# Go bankrupt??



## georgeeeee (13 Aug 2012)

Hi I would be grateful of some advise on what direction to take..  I have a masonette house which cost me 150 thousand and is now valued at 50000, I can no longer live there because i have epilepsy and the steps up are not suitable.  I cant no longer pay the mortgage as I have 3 children and am just getting by with the 188 euro I get weekly from disability benefit..  

I am concidering moving to the uk for a year and going bankrupt there, but am worried I would not be entitled to any benefit when I returned..  Living in the UK for life is not an option as I have children here that I could not stay away from for two long a period..  Can anyone advise me on the Irish bankruptcy rioute maybe this would be more suitable.  Any advise r opionions are welcome..  Many thanks in advance George


----------



## GDUFFY (14 Aug 2012)

If the house is not suitable any more , you should just surrender it back to the bank and go rent something more suitable for you and your family to live in . 
The bank will huff and puff and eventually sell it off at auction and get a judgment against you for the balance, if your only income is social welfare and you have no other assets or savings they haven't a hope of getting any court ordered payment against you . If your called to court to have your means examined, just be honest and open to the judge about your financial situation and he / she will protect you from the bank . The judgment becomes unenforceable after 12 years  .


----------



## Bronte (14 Aug 2012)

As Gduffy posted there is no need for you to go the UK route.  If you have no assets and income is only social welfare it's better to get the bank to take back the property.

As your illness precludes you from living in that house then move you must.  Any chance social welfare would be able to pay for the steps to be rectified or the health board?  There may be a grant for this.

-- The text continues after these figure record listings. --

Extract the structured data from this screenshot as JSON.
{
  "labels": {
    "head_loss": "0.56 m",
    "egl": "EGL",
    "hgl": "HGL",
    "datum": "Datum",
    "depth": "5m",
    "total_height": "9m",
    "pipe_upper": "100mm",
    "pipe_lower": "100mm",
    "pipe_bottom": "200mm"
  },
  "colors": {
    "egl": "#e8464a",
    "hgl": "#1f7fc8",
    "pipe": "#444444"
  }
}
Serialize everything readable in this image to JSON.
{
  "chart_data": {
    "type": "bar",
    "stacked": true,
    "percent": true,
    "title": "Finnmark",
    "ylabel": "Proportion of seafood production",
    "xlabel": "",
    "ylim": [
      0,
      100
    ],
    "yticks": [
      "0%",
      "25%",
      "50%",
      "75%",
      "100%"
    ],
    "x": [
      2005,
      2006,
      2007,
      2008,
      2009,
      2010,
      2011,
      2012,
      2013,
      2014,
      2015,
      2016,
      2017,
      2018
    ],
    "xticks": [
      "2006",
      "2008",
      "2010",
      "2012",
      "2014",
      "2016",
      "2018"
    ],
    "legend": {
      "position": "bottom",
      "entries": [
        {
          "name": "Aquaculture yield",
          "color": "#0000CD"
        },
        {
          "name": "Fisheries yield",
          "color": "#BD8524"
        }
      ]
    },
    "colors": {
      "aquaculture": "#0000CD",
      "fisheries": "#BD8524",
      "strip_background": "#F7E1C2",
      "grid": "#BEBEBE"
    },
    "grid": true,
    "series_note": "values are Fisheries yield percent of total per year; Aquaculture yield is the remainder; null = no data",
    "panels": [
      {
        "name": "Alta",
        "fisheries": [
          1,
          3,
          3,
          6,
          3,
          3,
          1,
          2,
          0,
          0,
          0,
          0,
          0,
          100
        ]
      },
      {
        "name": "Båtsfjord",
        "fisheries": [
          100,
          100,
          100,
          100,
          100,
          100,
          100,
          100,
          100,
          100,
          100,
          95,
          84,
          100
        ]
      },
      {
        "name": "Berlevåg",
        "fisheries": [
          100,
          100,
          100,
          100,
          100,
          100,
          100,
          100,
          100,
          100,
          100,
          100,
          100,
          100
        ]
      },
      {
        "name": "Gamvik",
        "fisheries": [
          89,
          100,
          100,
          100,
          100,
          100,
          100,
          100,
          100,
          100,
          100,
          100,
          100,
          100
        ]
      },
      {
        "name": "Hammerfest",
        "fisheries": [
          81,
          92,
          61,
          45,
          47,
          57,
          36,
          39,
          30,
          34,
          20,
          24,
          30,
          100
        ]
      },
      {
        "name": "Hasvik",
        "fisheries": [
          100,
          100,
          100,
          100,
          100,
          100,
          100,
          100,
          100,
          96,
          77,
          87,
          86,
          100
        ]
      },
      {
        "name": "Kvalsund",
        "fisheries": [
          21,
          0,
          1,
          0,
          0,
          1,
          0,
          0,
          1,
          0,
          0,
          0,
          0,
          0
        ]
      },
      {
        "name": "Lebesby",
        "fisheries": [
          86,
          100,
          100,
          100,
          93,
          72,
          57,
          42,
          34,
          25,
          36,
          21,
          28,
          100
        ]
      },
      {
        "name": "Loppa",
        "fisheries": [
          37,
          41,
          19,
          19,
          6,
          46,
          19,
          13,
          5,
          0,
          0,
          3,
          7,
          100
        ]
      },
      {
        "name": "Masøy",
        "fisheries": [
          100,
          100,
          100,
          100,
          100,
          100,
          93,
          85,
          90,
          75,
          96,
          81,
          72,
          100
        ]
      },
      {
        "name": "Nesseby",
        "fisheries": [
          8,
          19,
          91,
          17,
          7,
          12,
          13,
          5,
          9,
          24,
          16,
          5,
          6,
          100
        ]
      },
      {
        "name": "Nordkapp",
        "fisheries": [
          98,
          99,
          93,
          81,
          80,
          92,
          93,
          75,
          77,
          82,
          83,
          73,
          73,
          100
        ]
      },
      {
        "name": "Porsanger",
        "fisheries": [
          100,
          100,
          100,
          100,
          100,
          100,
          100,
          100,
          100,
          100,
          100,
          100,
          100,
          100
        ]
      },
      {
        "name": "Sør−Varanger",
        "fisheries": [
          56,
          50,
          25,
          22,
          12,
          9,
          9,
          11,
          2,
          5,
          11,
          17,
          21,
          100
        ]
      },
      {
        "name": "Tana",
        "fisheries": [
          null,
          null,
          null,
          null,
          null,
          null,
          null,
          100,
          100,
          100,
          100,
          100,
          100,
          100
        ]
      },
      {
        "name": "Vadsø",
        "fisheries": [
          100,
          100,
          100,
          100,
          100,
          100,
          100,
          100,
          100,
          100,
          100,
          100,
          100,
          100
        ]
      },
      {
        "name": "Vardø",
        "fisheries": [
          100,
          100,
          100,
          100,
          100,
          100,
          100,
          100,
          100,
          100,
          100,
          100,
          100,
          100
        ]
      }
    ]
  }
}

Presumably social welfare are paying for your mortgage, so the mortgage is not the problem ?


----------



## georgeeeee (14 Aug 2012)

I haven't paid my mortgage in 12 months, social welfare cant pay my mortgage not that I know off..  I had been getting mortgage interest supplement but that has run out.  

If I stay in Ireland and go bankrupt my concern is in the future I will inherit a site will the banks take that off me..  Seems like a long time to be followed for bankruptcy..  

I do not live with my ex-wife we separated a few years ago but I am still Very close to my children and would like to be able to leave them something when I go that why sometimes I think I would be best to go bankrupt in the UK...  

Thanks guys for taking the time to give me advise it seems I have nowhere to find the info I need to take the best possible rouite so as I can have something to give my children at a later date.


----------



## GDUFFY (14 Aug 2012)

You don't need to go Bankrupt here or in England . Tell the person who is going to will you a site to will it to your kids instead .Only problem I can see is if you rent another house after surrendering your home  you may have to pay the rent yourself for 6 months so you then qualify to apply for rent supplement . Maybe someone else knows more about this.

When the bank gets a judgment against you in court for the balance between the amount they sell the property for and the outstanding owed on your mortgage, the bank will then have a few avenues open to them to recover the judgment amount, more than likely they will ask for your income ,assets etc to be assessed by a judge , but from what you say you have no wealth/assets  and an income from social welfare only so the judge will tell the bank tough luck !  

The judgment will sit on your name for 12 years accruing 8% interest per year , if in that time the bank becomes aware you have won the lotto, inherited a house/land/money
got a well paying job etc. etc.
they may try get you reassessed by a judge to get their money back .
The judgment becomes void after 12 years from the original judgment date and you are free from it at that stage.


----------



## georgeeeee (14 Aug 2012)

Cheers GDUFFY for all the info... In an ideal word I am hoping to get the go ahead to drive get work etc when I am a year seizure free which wont be to next February..  

I really want to get back into work etc when this happens will they take most of my salary..

Thanks George


----------